Cette «source de confusion» avait du reste été pointée dès le 1er janvier par MG France. Dans un communiqué, le syndicat de médecins généralistes soulignait que «la récupération des franchises médicales sur le remboursement des actes des médecins généralistes (allaient) faire croire que, au final, ce sont les actes des médecins généralistes qui sont moins remboursés». MG France y voyait «un mauvais signal donné aux Français, par le moindre remboursement, de moins utiliser la médecine générale». A la CSMF (Confédération des syndicats médicaux français), le Dr Michel Chassang a regretté aussi cet «effet pervers» des franchises qui les conduits à «influer sur le remboursement des honoraires médicaux» alors qu'elles n'ont pas d'impact immédiat sur la prise en charge des médicaments.
A la CNAM, on se défend toutefois de n'avoir rien expliqué aux assurés sociaux. D'une part, fait valoir la caisse, le dispositif est décrit dans le dernier numéro de « la Lettre aux assurés » (n° 30 de janvier-février), adressée à «12millions de personnes en moyenne». Et, d'autre part, l'assurance-maladie rappelle qu'elle a mis en ligne sur son portail Internet (www.ameli.fr) un topo sur les franchises avec des questions-réponses, dans la rubrique «ce qui est à votre charge».
Quoi qu'il en soit, le sujet devrait revenir sur la table au conseil de la CNAM après-demain.
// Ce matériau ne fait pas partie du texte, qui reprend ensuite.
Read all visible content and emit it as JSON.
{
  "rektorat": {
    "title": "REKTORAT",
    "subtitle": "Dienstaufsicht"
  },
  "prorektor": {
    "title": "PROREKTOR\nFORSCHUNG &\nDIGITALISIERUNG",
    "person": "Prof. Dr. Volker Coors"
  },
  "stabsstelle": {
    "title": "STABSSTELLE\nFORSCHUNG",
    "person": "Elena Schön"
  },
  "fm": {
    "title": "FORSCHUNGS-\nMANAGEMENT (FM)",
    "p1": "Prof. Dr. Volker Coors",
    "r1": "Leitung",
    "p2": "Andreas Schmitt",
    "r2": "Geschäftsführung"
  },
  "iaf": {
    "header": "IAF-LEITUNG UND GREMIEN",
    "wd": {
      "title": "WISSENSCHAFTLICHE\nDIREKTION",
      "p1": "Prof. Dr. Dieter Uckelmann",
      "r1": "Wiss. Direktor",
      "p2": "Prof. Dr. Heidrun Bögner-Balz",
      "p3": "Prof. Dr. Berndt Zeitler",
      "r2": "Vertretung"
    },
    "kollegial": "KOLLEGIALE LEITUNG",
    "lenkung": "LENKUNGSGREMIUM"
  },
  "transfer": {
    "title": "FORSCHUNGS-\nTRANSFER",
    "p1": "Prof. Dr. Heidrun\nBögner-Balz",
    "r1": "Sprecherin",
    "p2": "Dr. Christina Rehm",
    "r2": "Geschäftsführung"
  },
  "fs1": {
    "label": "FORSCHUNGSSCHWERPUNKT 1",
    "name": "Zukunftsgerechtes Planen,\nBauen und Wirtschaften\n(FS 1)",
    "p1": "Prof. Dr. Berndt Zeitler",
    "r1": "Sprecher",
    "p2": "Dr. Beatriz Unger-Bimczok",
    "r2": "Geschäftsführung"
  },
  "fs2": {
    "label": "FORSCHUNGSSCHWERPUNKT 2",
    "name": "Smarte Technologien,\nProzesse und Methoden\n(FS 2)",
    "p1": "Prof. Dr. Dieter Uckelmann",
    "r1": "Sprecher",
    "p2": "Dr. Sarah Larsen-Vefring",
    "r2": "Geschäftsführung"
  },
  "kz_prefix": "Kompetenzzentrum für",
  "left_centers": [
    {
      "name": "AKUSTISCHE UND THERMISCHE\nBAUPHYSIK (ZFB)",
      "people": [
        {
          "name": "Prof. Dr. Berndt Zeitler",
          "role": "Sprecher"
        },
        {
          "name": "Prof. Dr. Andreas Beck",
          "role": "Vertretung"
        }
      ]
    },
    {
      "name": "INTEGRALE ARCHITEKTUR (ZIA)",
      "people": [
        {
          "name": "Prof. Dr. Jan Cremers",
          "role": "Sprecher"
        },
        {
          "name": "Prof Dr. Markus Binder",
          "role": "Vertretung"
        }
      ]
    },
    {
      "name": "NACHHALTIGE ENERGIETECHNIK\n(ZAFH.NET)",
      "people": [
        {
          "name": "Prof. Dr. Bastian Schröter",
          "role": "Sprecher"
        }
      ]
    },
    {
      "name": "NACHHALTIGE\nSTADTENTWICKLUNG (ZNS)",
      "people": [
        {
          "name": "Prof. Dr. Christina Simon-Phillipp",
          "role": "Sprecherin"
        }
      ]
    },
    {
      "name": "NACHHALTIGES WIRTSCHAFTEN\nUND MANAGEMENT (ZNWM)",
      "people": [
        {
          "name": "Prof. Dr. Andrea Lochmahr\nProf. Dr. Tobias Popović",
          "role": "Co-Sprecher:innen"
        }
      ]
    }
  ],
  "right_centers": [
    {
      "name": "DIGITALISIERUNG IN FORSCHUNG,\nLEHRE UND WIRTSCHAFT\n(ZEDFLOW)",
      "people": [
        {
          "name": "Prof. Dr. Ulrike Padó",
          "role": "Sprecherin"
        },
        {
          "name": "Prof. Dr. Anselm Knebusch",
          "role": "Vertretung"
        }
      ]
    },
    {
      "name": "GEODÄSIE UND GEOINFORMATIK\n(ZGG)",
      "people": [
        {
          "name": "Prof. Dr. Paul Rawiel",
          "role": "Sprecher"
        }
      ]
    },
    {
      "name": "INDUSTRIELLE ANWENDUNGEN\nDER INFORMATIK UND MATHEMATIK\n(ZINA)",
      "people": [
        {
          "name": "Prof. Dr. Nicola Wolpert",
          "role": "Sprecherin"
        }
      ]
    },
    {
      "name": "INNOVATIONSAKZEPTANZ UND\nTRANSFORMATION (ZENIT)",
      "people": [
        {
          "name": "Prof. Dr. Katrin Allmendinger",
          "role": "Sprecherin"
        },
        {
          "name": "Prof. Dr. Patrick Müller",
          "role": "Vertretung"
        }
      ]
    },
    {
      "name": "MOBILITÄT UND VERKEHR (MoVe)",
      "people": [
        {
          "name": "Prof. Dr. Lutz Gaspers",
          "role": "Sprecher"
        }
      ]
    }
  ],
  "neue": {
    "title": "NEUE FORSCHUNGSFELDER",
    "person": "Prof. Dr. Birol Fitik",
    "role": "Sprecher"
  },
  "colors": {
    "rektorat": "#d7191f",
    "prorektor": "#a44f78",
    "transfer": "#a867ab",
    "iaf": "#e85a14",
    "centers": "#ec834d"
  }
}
Le président de la caisse lui-même, Michel Régereau (CFDT), souhaite «des clarifications», ne serait-ce que pour prévenir toute confusion entre les différents plafonds de reste à charge...
Chiffres clés
Les franchises, entrées en vigueur au 1er janvier 2008, s'appliquent sur les médicaments (50 centimes par boîte), les actes paramédicaux (50 centimes par acte d'infirmier, de kiné, d'orthoptiste, d'orthophoniste, de pédicure) et les transports sanitaires (2 euros par trajet en ambulance, VSL ou taxi). Sont exonérés des franchises : les bénéficiaires de la CMU, les enfants de moins de 18 ans et les femmes enceintes.
Le montant cumulé des franchises est plafonné à 50 euros par an. Il y a aussi un plafond journalier pour les actes paramédicaux (franchise de 2 euros au maximum pour des actes effectués chez le même praticien dans la journée) et pour les transports sanitaires (4 euros/jour), mais pas pour les médicaments.
Selon la CNAM, les franchises lui auraient permis d'économiser 69 millions d'euros en janvier, bien que leur rendement ait été atténué par le remboursement de soins et traitements datant de fin 2007 (et donc non soumis aux franchises). A ce rythme, la CNAM pense donc atteindre en fin d'année l'objectif de 850 millions d'euros de rendement (prévu par la loi de financement de la Sécu pour 2008).